C’est avec une sorte d’enthousiasme sévère que notre auteur célèbre l’apparition de l’idée à priori, révélatrice des grandes lois. A l’accent ému de sa parole, on reconnaît les joies austères de la pensée scientifique, souvent récompensée de son obscur effort par de vives et soudaines illuminations. « Son apparition est toute spontanée et tout individuelle. C’est un sentiment particulier, un quid proprium, qui constitue l’originalité, l’invention ou le génie de chacun. Il arrive qu’un fait ou qu’une observation reste très longtemps devant les yeux d’un savant sans lui rien inspirer, puis tout à coup vient un trait de lumière. L’idée neuve apparaît alors avec la rapidité de l’éclair comme une sorte de révélation subite[1]. » Elle nous montre une relation nouvelle ou inattendue que l’esprit n’apercevait pas entre les choses. Les hommes qui ont le pressentiment des vérités nouvelles sont rares. Ceux qui font des découvertes sont les promoteurs d’idées neuves et fécondes. Ce n’est pas le fait nouveau qui constitue en réalité la découverte, c’est l’idée qui se rattache à ce fait. Les faits ne sont ni grands ni petits par eux-mêmes. La grandeur n’est que dans l’idée ; elle n’est pas ailleurs. Que si maintenant nous cherchons aussi loin que cela nous est possible l’explication de ce phénomène, M. Claude Bernard ne peut en trouver d’autre raison qu’une sorte de pressentiment obscur et languissant chez les esprits ordinaires, vif, actif, lumineux chez les esprits supérieurs, qui jugent tout d’un coup que les choses doivent se passer d’une certaine manière. « On peut dire que nous avons dans l’esprit l’intuition ou le sentiment des lois de la nature, mais nous n’en connaissons pas la forme. » L’expérience seule peut nous l’apprendre.
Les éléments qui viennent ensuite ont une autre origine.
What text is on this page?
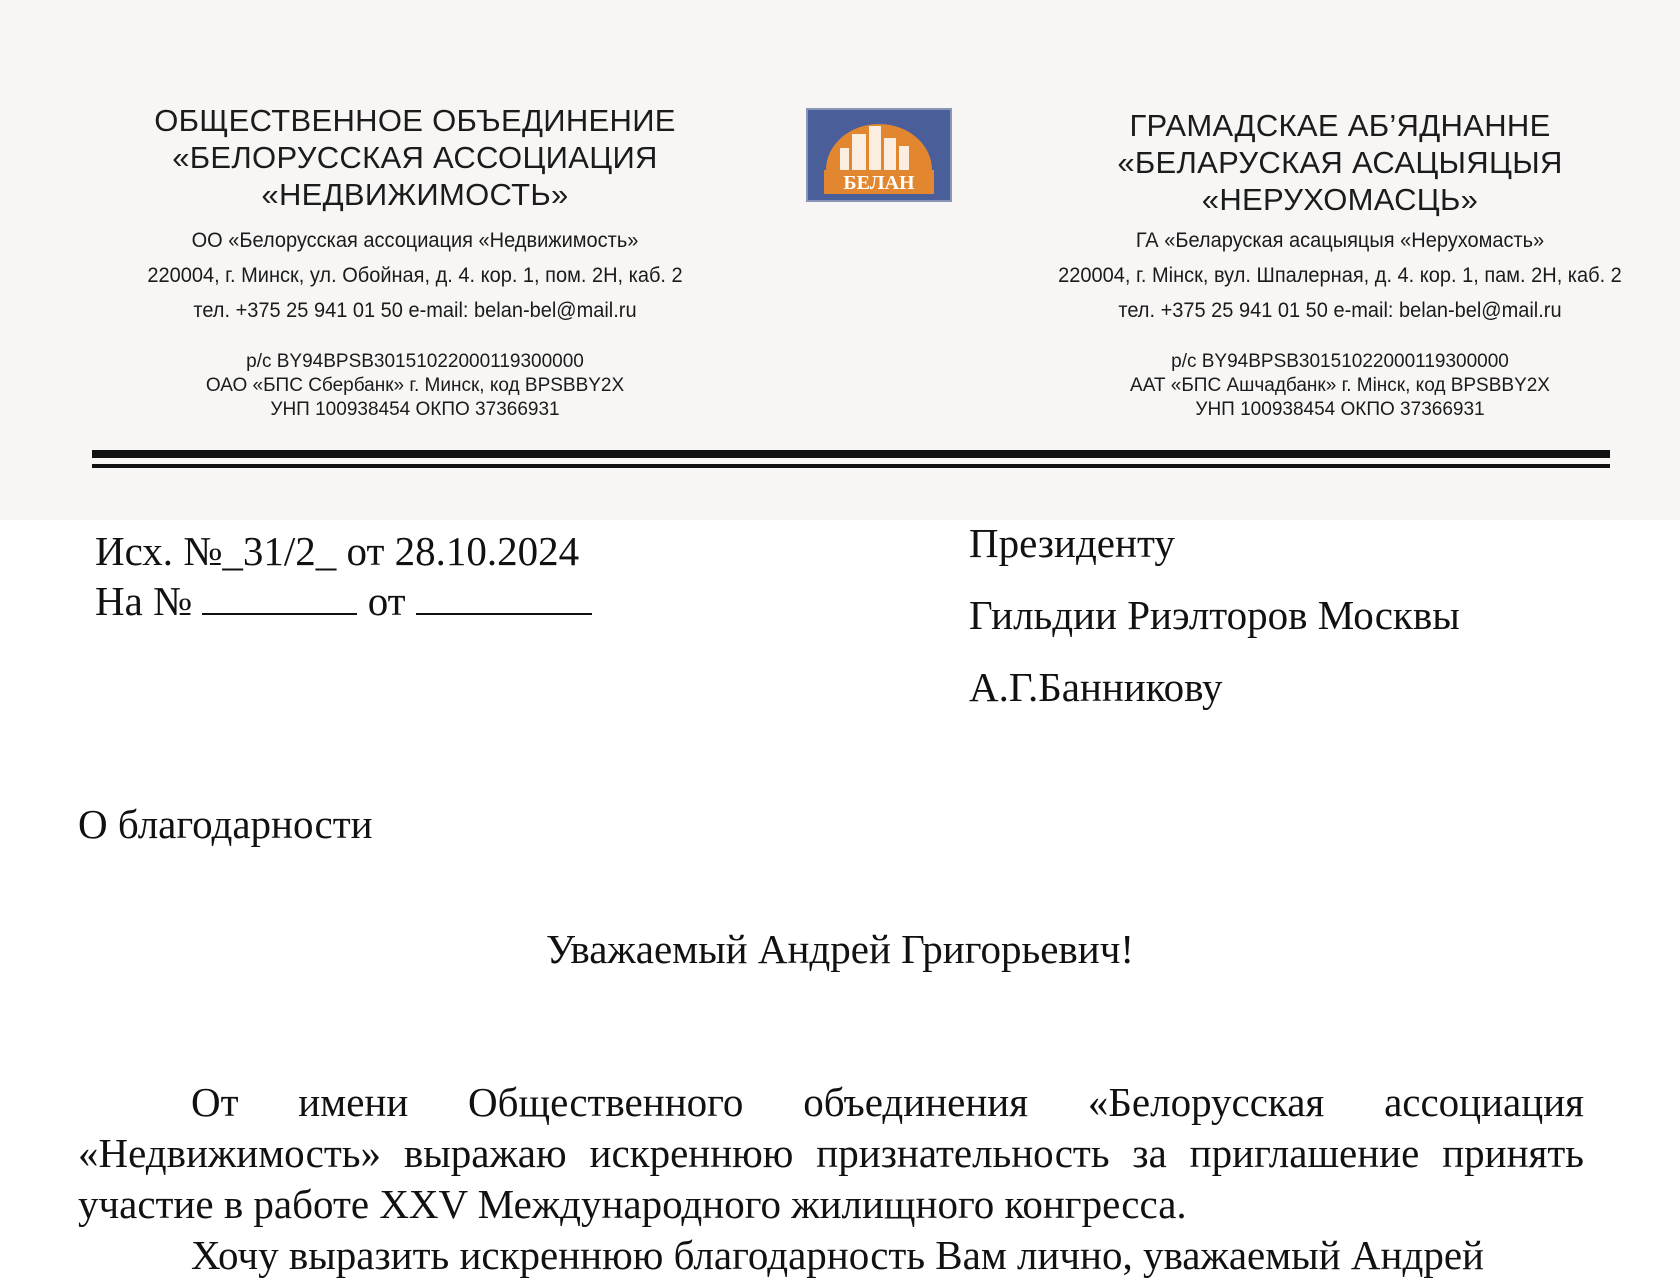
ОБЩЕСТВЕННОЕ ОБЪЕДИНЕНИЕ
«БЕЛОРУССКАЯ АССОЦИАЦИЯ
«НЕДВИЖИМОСТЬ»
ОО «Белорусская ассоциация «Недвижимость»
220004, г. Минск, ул. Обойная, д. 4. кор. 1, пом. 2Н, каб. 2
тел. +375 25 941 01 50 e-mail: belan-bel@mail.ru
р/с BY94BPSB30151022000119300000
ОАО «БПС Сбербанк» г. Минск, код BPSBBY2X
УНП 100938454 ОКПО 37366931
БЕЛАН
ГРАМАДСКАЕ АБ’ЯДНАННЕ
«БЕЛАРУСКАЯ АСАЦЫЯЦЫЯ
«НЕРУХОМАСЦЬ»
ГА «Беларуская асацыяцыя «Нерухомасть»
220004, г. Мінск, вул. Шпалерная, д. 4. кор. 1, пам. 2Н, каб. 2
тел. +375 25 941 01 50 e-mail: belan-bel@mail.ru
р/с BY94BPSB30151022000119300000
ААТ «БПС Ашчадбанк» г. Мінск, код BPSBBY2X
УНП 100938454 ОКПО 37366931
Исх. №_31/2_ от 28.10.2024
На №	от
Президенту
Гильдии Риэлторов Москвы
А.Г.Банникову
О благодарности
Уважаемый Андрей Григорьевич!

От имени Общественного объединения «Белорусская ассоциация «Недвижимость» выражаю искреннюю признательность за приглашение принять участие в работе XXV Международного жилищного конгресса.

Хочу выразить искреннюю благодарность Вам лично, уважаемый Андрей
Je suis frappé, quand je lis ces pages d’une beauté si philosophique, de l’analogie que j’y trouve avec la théorie de l’invention scientifique exposée par Goethe dans ses Aphorismes. Tout ce que nous appelons invention, découverte, n’est pour lui, comme pour le physiologiste français, que la mise en pratique, la réalisation remarquable d’un sentiment original de vérité, qui, longtemps

  1. Introduction à la Médecine expérimentale, p. 59, 61, 266, 299, etc.